L’intervento permetterà di restituire alla comunità un edificio scolastico più sicuro, moderno ed efficiente, adeguato alle più recenti normative antisismiche e dotato di ambienti maggiormente funzionali e confortevoli per studenti e personale.
L’opera prevede un investimento complessivo di 1,3 milioni di euro, finanziato per 700mila euro dalla Regione Toscana e per 600mila euro dal Comune di Montescudaio.

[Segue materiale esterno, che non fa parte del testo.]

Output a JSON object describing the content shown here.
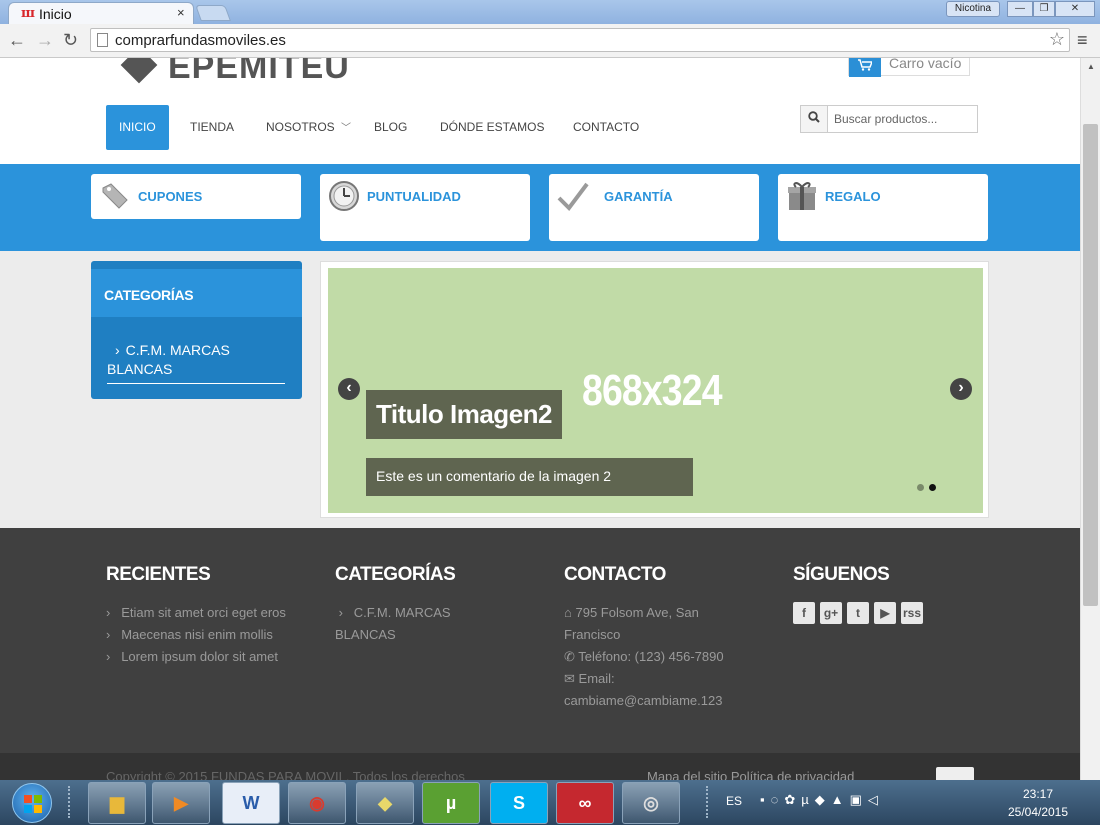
{
  "browser": {
    "tab_logo": "ш",
    "tab_title": "Inicio",
    "tab_close": "×",
    "user_badge": "Nicotina",
    "url": "comprarfundasmoviles.es"
  },
  "header": {
    "logo_text": "EPEMITEU",
    "cart_label": "Carro vacío",
    "nav": [
      {
        "label": "INICIO"
      },
      {
        "label": "TIENDA"
      },
      {
        "label": "NOSOTROS"
      },
      {
        "label": "BLOG"
      },
      {
        "label": "DÓNDE ESTAMOS"
      },
      {
        "label": "CONTACTO"
      }
    ],
    "search_placeholder": "Buscar productos..."
  },
  "features": [
    {
      "label": "CUPONES",
      "icon": "tag-icon"
    },
    {
      "label": "PUNTUALIDAD",
      "icon": "clock-icon"
    },
    {
      "label": "GARANTÍA",
      "icon": "checkmark-icon"
    },
    {
      "label": "REGALO",
      "icon": "gift-icon"
    }
  ],
  "sidebar": {
    "title": "CATEGORÍAS",
    "items": [
      {
        "label": "C.F.M. MARCAS BLANCAS"
      }
    ]
  },
  "slider": {
    "dimensions": "868x324",
    "title": "Titulo Imagen2",
    "caption": "Este es un comentario de la imagen 2",
    "prev": "‹",
    "next": "›",
    "active_slide": 2,
    "slide_count": 2
  },
  "footer": {
    "recientes": {
      "title": "RECIENTES",
      "items": [
        "Etiam sit amet orci eget eros",
        "Maecenas nisi enim mollis",
        "Lorem ipsum dolor sit amet"
      ]
    },
    "categorias": {
      "title": "CATEGORÍAS",
      "items": [
        "C.F.M. MARCAS BLANCAS"
      ]
    },
    "contacto": {
      "title": "CONTACTO",
      "address": "795 Folsom Ave, San Francisco",
      "phone": "Teléfono: (123) 456-7890",
      "email_label": "Email:",
      "email": "cambiame@cambiame.123"
    },
    "siguenos": {
      "title": "SÍGUENOS",
      "networks": [
        "f",
        "g+",
        "t",
        "▶",
        "rss"
      ]
    },
    "copyright": "Copyright © 2015 FUNDAS PARA MOVIL. Todos los derechos",
    "links": "Mapa del sitio   Política de privacidad"
  },
  "taskbar": {
    "apps": [
      "explorer",
      "media-player",
      "W",
      "chrome",
      "notes",
      "µ",
      "S",
      "creative-cloud",
      "camera"
    ],
    "lang": "ES",
    "time": "23:17",
    "date": "25/04/2015"
  }
}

L’importo dei lavori affidati ammonta a 828.923,90 euro. Le risorse rimanenti copriranno Iva, progettazione, direzione dei lavori, coordinamento della sicurezza, collaudi, prove di laboratorio, monitoraggi, incentivi tecnici, contributi obbligatori, imprevisti e aggiornamento dei prezzi. Le sole spese tecniche raggiungono i 102.010,97 euro.
Il cantiere avrà una durata prevista di 470 giorni e la conclusione dell’intervento è programmata per il 4 novembre 2027.
L’appalto è stato affidato alla CLAD Srl di Pieve a Nievole, risultata aggiudicataria della gara pubblica gestita dalla Centrale unica di committenza del Comune di Rosignano Marittimo.
L’Amministrazione comunale seguirà tutte le fasi del cantiere attraverso il responsabile unico del procedimento, la direzione dei lavori e i tecnici incaricati, verificando il rispetto del cronoprogramma, la qualità delle lavorazioni e le prescrizioni in materia di sicurezza. La cittadinanza sarà aggiornata periodicamente sull’avanzamento dell’opera.
Il Comune ringrazia studenti, famiglie, personale scolastico e cittadini per la pazienza e la collaborazione dimostrate di fronte ai disagi temporanei legati all’intervento.
«Investire nella scuola significa investire nel futuro di Montescudaio – sottolinea l’Amministrazione –. Questo cantiere rappresenta un impegno concreto per garantire alle nuove generazioni un edificio all’altezza delle esigenze della didattica, della sicurezza e della qualità dei servizi pubblici».